I don't have the experience of an MFA program, but I have taken part in weeks-long workshops where the majority of participants ended the week writing the same way they began it. A couple of participants (one being me, natch), attempted to incorporate tips from the instructor. The rest either couldn't or wouldn't make any changes.

So there's my rant about workshopping. I'd like to say I've had enough, but there are other advantages to workshops than the feedback, like the pressure to produce and the exercises that force you to come up with something new. And I still keep looking for that instructor who will defy convention and take over the class.

Maybe someday.

3 comments:

Michelle D. Argyle said...

I never thought about this much, but now that I do, yes, we ALWAYS workshopped in my college courses. And it always made me break out into a sweat. What woud I say to my classmates about their writing? What would they say about mine? In the end, I think what workshopping did for me was teach me how to share my work publicly. It didn't make me a better writer, though. And I don't think every class needs to have workshopping. We can learn to share our work in other ways, too.

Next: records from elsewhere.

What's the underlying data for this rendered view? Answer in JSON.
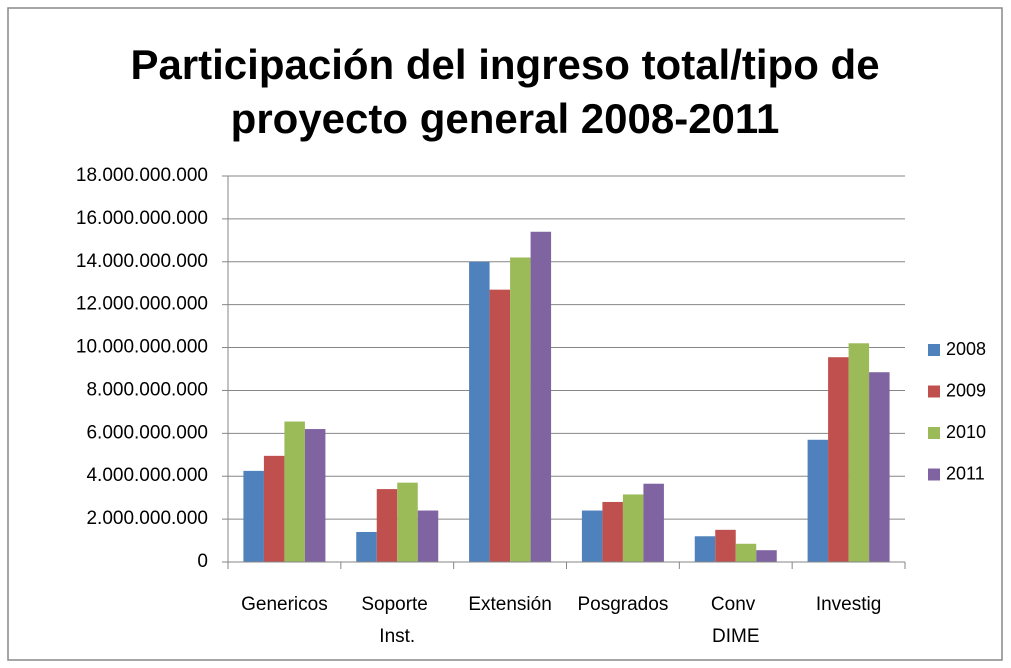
{
  "chart_data": {
    "type": "bar",
    "title": [
      "Participación del ingreso total/tipo de",
      "proyecto general 2008-2011"
    ],
    "categories": [
      "Genericos",
      "Soporte Inst.",
      "Extensión",
      "Posgrados",
      "Conv DIME",
      "Investig"
    ],
    "series": [
      {
        "name": "2008",
        "color": "#4f81bd",
        "values": [
          4250000000,
          1400000000,
          14000000000,
          2400000000,
          1200000000,
          5700000000
        ]
      },
      {
        "name": "2009",
        "color": "#c0504d",
        "values": [
          4950000000,
          3400000000,
          12700000000,
          2800000000,
          1500000000,
          9550000000
        ]
      },
      {
        "name": "2010",
        "color": "#9bbb59",
        "values": [
          6550000000,
          3700000000,
          14200000000,
          3150000000,
          850000000,
          10200000000
        ]
      },
      {
        "name": "2011",
        "color": "#8064a2",
        "values": [
          6200000000,
          2400000000,
          15400000000,
          3650000000,
          550000000,
          8850000000
        ]
      }
    ],
    "ylim": [
      0,
      18000000000
    ],
    "yticks": [
      0,
      {
        "value": 2000000000,
        "label": "2.000.000.000"
      },
      {
        "value": 4000000000,
        "label": "4.000.000.000"
      },
      {
        "value": 6000000000,
        "label": "6.000.000.000"
      },
      {
        "value": 8000000000,
        "label": "8.000.000.000"
      },
      {
        "value": 10000000000,
        "label": "10.000.000.000"
      },
      {
        "value": 12000000000,
        "label": "12.000.000.000"
      },
      {
        "value": 14000000000,
        "label": "14.000.000.000"
      },
      {
        "value": 16000000000,
        "label": "16.000.000.000"
      },
      {
        "value": 18000000000,
        "label": "18.000.000.000"
      }
    ],
    "grid": true,
    "legend": "right"
  }
}
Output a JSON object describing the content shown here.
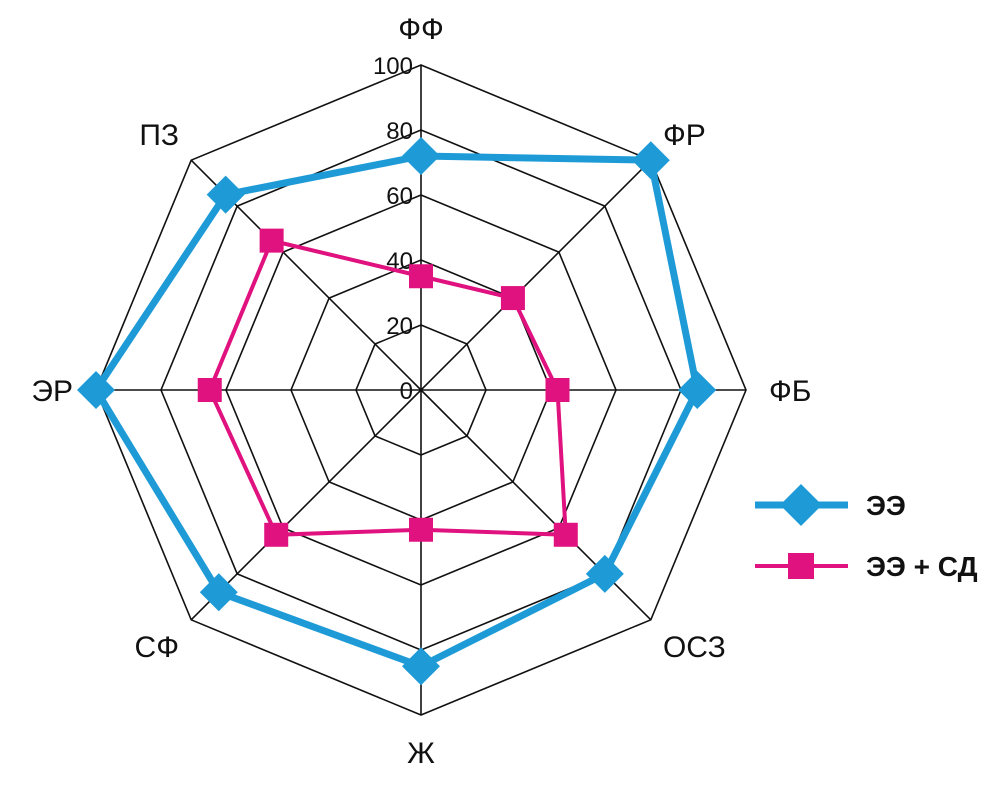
{
  "chart_data": {
    "type": "radar",
    "categories": [
      "ФФ",
      "ФР",
      "ФБ",
      "ОСЗ",
      "Ж",
      "СФ",
      "ЭР",
      "ПЗ"
    ],
    "rlim": [
      0,
      100
    ],
    "ticks": [
      "0",
      "20",
      "40",
      "60",
      "80",
      "100"
    ],
    "tick_values": [
      0,
      20,
      40,
      60,
      80,
      100
    ],
    "grid": true,
    "legend_position": "right",
    "series": [
      {
        "name": "ЭЭ",
        "values": [
          72,
          100,
          85,
          80,
          85,
          88,
          100,
          85
        ],
        "color": "#1e9bd7",
        "marker": "diamond"
      },
      {
        "name": "ЭЭ + СД",
        "values": [
          35,
          40,
          42,
          63,
          43,
          63,
          65,
          65
        ],
        "color": "#e0127f",
        "marker": "square"
      }
    ]
  }
}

Workshopping once in awhile is fine, I think, but not all the time. If it's excessive, that's when it really gets obvious that the instructor is just being lazy.

CashewElliott/John said...

To be frank, I agree with you, completely, I think.

Workshopping, at least at the undergraduate level, has been an exercise in screening out completely worthless comments from poor writers, begging the good writers to actually read my story and offer their thoughts, and generally, in the end, came down to me taking away perhaps 1 thing that was mentioned and integrating it into the story. Not that the draft was complete; no, generally my workshop drafts have been rough, but I know that, and I know what I need to do for future revisions.

That 1 comment, almost ALWAYS, has come from the professor.

Meeting in-office for 10 minutes would have, and does, offer the same result.

CashewElliott/John said...

Perhaps reading other students work was helpful, but mostly it was painful.